Müslim, “Feżâʾil”, 154.
İbn Kuteybe, el-Maʿârif (Ukkâşe), s. 31.
Ya‘kūbî, Târîḫ, I, 24.
Taberî, Câmiʿu’l-beyân (Şâkir), XV, 389.
a.mlf., Târîḫ (Ebü’l-Fazl), I, 244.
Ali b. İbrâhim el-Kummî, Tefsîrü’l-Ḳummî, Kum 1426, I, 333.
Mes‘ûdî, Mürûcü’ẕ-ẕeheb (Abdülhamîd), I, 45.
Sa‘lebî, ʿArâʾisü’l-mecâlis, Kahire 1955, s. 79-82, 97.
Muhammed b. Abdullah el-Kisâî, Ḳıṣaṣü’l-enbiyâʾ (nşr. I. Eisenberg), Leiden 1922, s. 141.

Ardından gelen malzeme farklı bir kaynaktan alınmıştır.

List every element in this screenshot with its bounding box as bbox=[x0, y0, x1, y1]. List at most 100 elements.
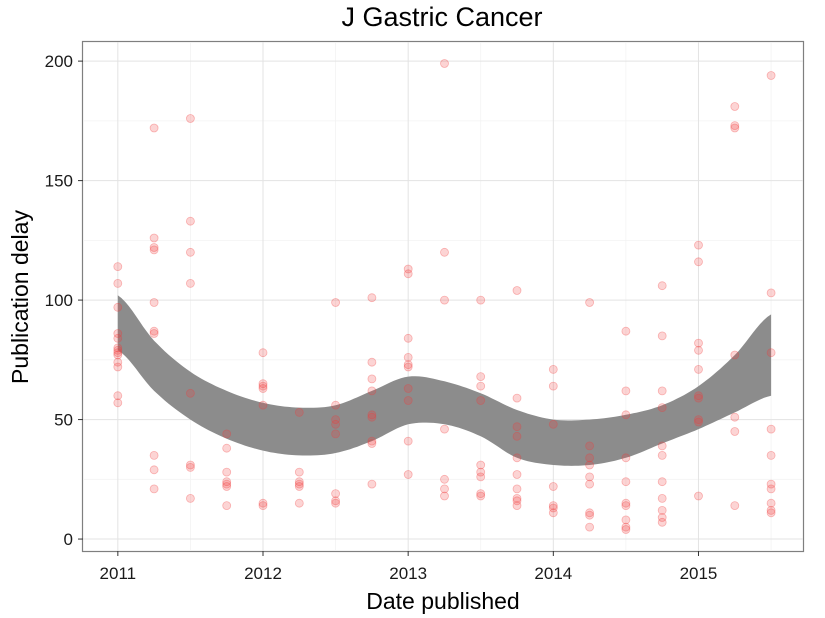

İbn Kesîr, Ḳıṣaṣü’l-enbiyâʾ, I, 192.
Tecrid Tercemesi, VI, 518-520.
DB, V/2, s. 1475.
NDB, s. 684.
L. Ginzberg, Les légendes des Juifs (trc. G. Sed-Rajna), Paris 1998, II, 19, 181.
Tora: Türkçe Çeviri ve Açıklamalarıyla Tora ve Aftara (trc. Moşe Farsi), İstanbul 2002, I, 74, 112.
R. Firestone, “The Problem of Sarah‘s Identity in Islamic Exegetical Tradition”, MW, LXXX/2 (1990), s. 65-71.
a.mlf., “Difficulties in Keeping a Beautiful Wife: The Legend of Abraham and Sarah in Jewish and Islamic Tradition”, Journal of Jewish Studies, XLII (1991), s. 196-214.
M. J. Siff – A. Rothkoff, “Sarah”, EJd., XIV, 866-868.
A. Rippin, “Sāra”, EI2 (Fr.), IX, 28.